Restocking of native fish stocks is also becoming increasingly important in Australia as the political power of recreational anglers and the value of their sport to local economies increases. Restocking programs should not be undertaken without an understanding of the genetic structure and variance of existing populations or the knowledge needed to ensure that the restocked fish do not alter this balance.
Final report
Aquaculture in Australia is a rapidly growing industry. More than 60 aquatic species including crustaceans, molluscs, finfish, crocodiles and microalgae are presently cultured in Australia, although less than ten species support around 80% of the total value of the industry. In 1995, a review of world aquaculture resources by the Food and Agriculture Organisation identified genetic and diversity issues as major constraints to the future development of aquaculture. There are two areas in which genetics is especially important in aquaculture development: (1) the genetic improvement of important production traits; and (2) genetic implications of the intentional movement (translocation) of organisms for aquaculture or restocking programs.
Genetic improvement of aquaculture species offers substantial opportunities for increased production efficiency, disease control, product quality and ultimately profitability for aquaculture industries. Most aquaculture industries in Australia are at an early stage of development and would benefit from the introduction of genetic improvement programs.
The first step in a genetic improvement program is to determine which traits should be improved (the breeding objective), and find measures for those traits (the selection criteria). Size at harvest is perceived by industry participants, managers and researchers as the trait that will most influence profitability for all major aquaculture species in Australia. Other traits of general importance are survival to harvest, disease resistance (especially in edible molluscs), meat yield and feed conversion efficiency. For some aquaculture species, such as trout, there are good estimates of the heritabilities and genetic correlations among these traits, and studies are beginning for a number of crustacean and mollusc species. In most cases, however, we still lack the basic information needed to define effective selection criteria for the traits we wish to improve.

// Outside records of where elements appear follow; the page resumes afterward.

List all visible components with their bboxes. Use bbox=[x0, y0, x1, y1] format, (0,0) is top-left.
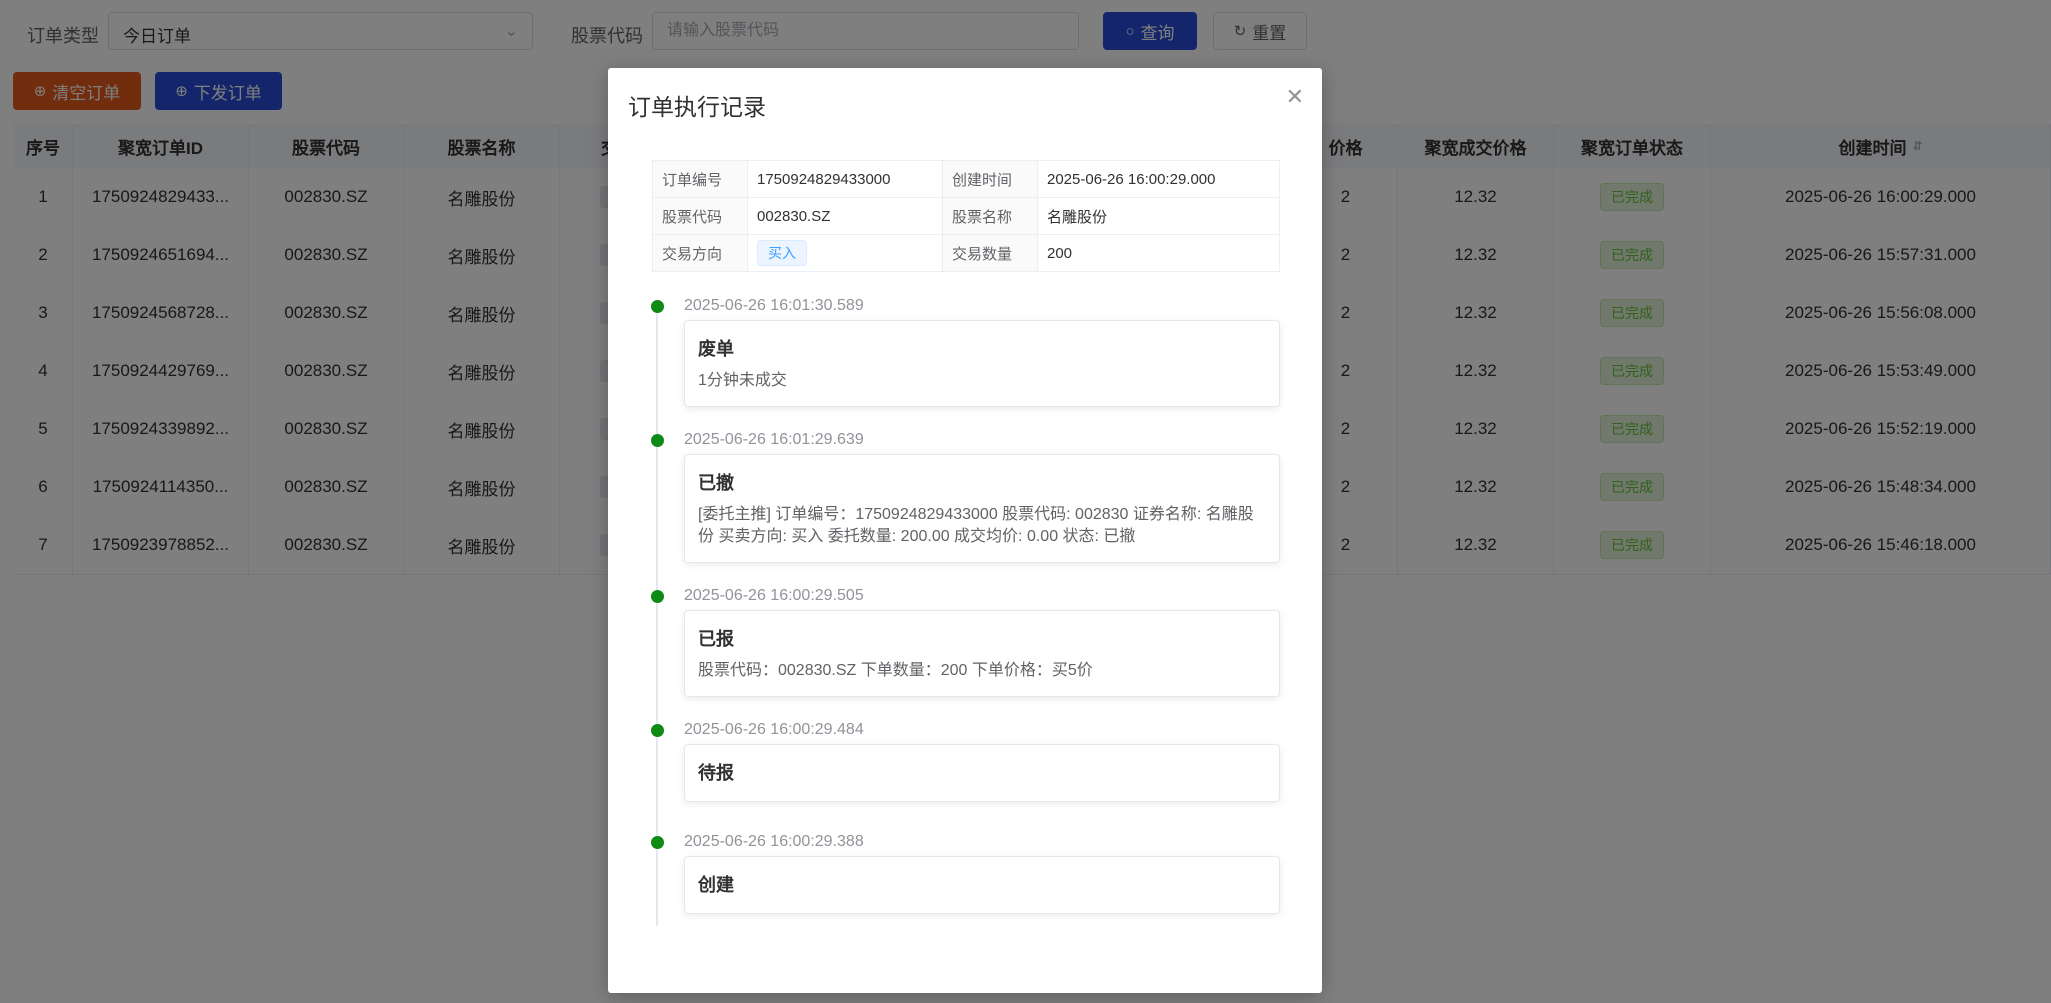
timeline-card: 待报 bbox=[684, 744, 1280, 802]
timeline-time: 2025-06-26 16:01:29.639 bbox=[684, 431, 864, 448]
order-info-table: 订单编号 1750924829433000 创建时间 2025-06-26 16… bbox=[652, 160, 1280, 272]
timeline-description: [委托主推] 订单编号：1750924829433000 股票代码: 00283… bbox=[698, 506, 1254, 545]
timeline-time: 2025-06-26 16:00:29.388 bbox=[684, 833, 864, 850]
timeline-dot-icon bbox=[651, 836, 664, 849]
timeline-card: 废单 1分钟未成交 bbox=[684, 320, 1280, 407]
timeline-time: 2025-06-26 16:00:29.505 bbox=[684, 587, 864, 604]
dialog-title: 订单执行记录 bbox=[628, 94, 766, 120]
timeline-title: 待报 bbox=[698, 763, 734, 783]
created-value: 2025-06-26 16:00:29.000 bbox=[1037, 160, 1280, 198]
timeline-card: 创建 bbox=[684, 856, 1280, 914]
created-label: 创建时间 bbox=[942, 160, 1038, 198]
timeline-card: 已撤 [委托主推] 订单编号：1750924829433000 股票代码: 002… bbox=[684, 454, 1280, 563]
order-no-label: 订单编号 bbox=[652, 160, 748, 198]
timeline-description: 股票代码：002830.SZ 下单数量：200 下单价格：买5价 bbox=[698, 662, 1093, 679]
direction-tag: 买入 bbox=[757, 240, 807, 266]
name-label: 股票名称 bbox=[942, 197, 1038, 235]
timeline-title: 废单 bbox=[698, 339, 734, 359]
timeline-description: 1分钟未成交 bbox=[698, 372, 787, 389]
timeline-time: 2025-06-26 16:00:29.484 bbox=[684, 721, 864, 738]
qty-value: 200 bbox=[1037, 234, 1280, 272]
timeline-card: 已报股票代码：002830.SZ 下单数量：200 下单价格：买5价 bbox=[684, 610, 1280, 697]
close-icon[interactable]: ✕ bbox=[1286, 84, 1304, 110]
timeline-title: 已撤 bbox=[698, 473, 734, 493]
timeline-line bbox=[656, 306, 658, 926]
timeline-dot-icon bbox=[651, 724, 664, 737]
timeline-title: 创建 bbox=[698, 875, 734, 895]
timeline-title: 已报 bbox=[698, 629, 734, 649]
timeline-dot-icon bbox=[651, 300, 664, 313]
timeline-dot-icon bbox=[651, 434, 664, 447]
timeline-time: 2025-06-26 16:01:30.589 bbox=[684, 297, 864, 314]
name-value: 名雕股份 bbox=[1037, 197, 1280, 235]
order-execution-dialog: 订单执行记录 ✕ 订单编号 1750924829433000 创建时间 2025… bbox=[608, 68, 1322, 993]
direction-cell: 买入 bbox=[747, 234, 943, 272]
code-label: 股票代码 bbox=[652, 197, 748, 235]
timeline-dot-icon bbox=[651, 590, 664, 603]
code-value: 002830.SZ bbox=[747, 197, 943, 235]
order-page: 订单类型 今日订单 ⌄ 股票代码 ○ 查询 ↻ 重置 ⊕ 清空订单 ⊕ 下发订单… bbox=[0, 0, 2051, 1003]
direction-label: 交易方向 bbox=[652, 234, 748, 272]
qty-label: 交易数量 bbox=[942, 234, 1038, 272]
order-no-value: 1750924829433000 bbox=[747, 160, 943, 198]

Once the breeding objective and selection criteria have been determined, we need to consider the methods by which superior breeding stock will be selected. Mass selection, where breeding stock are chosen on the basis of individual performance, is most common in aquaculture species. This may lead to inbreeding, however, because individuals with superior performance will often be closely related. One method of overcoming this is by taking the performance of relatives into account when choosing breeding stock (family selection). The major research priority for genetic improvement across all aquaculture species in Australia is the development of genetic markers to enable accurate pedigree determination. This would allow the more widespread use of family data in selection decisions, without costly maintenance of separate family lines until individuals can be physically marked.
The major constraint upon the implementation of genetic improvement programs by aquaculture industries is lack of available funds and resources. Many aquaculture industries in Australia are small and immature, and uncertainties over production costs and market opportunities limit investment in long-term genetic improvement programs. Ensuring industry ownership of genetic improvement programs, and national coordination among researchers, are vital in all aquaculture industries. Government support may be necessary in the early stages of development, and the favourable benefit:cost ratio demonstrated, for example, by the Norwegian breeding program for salmonids, should encourage the targeted investment of public funds into genetic improvement programs for aquaculture species.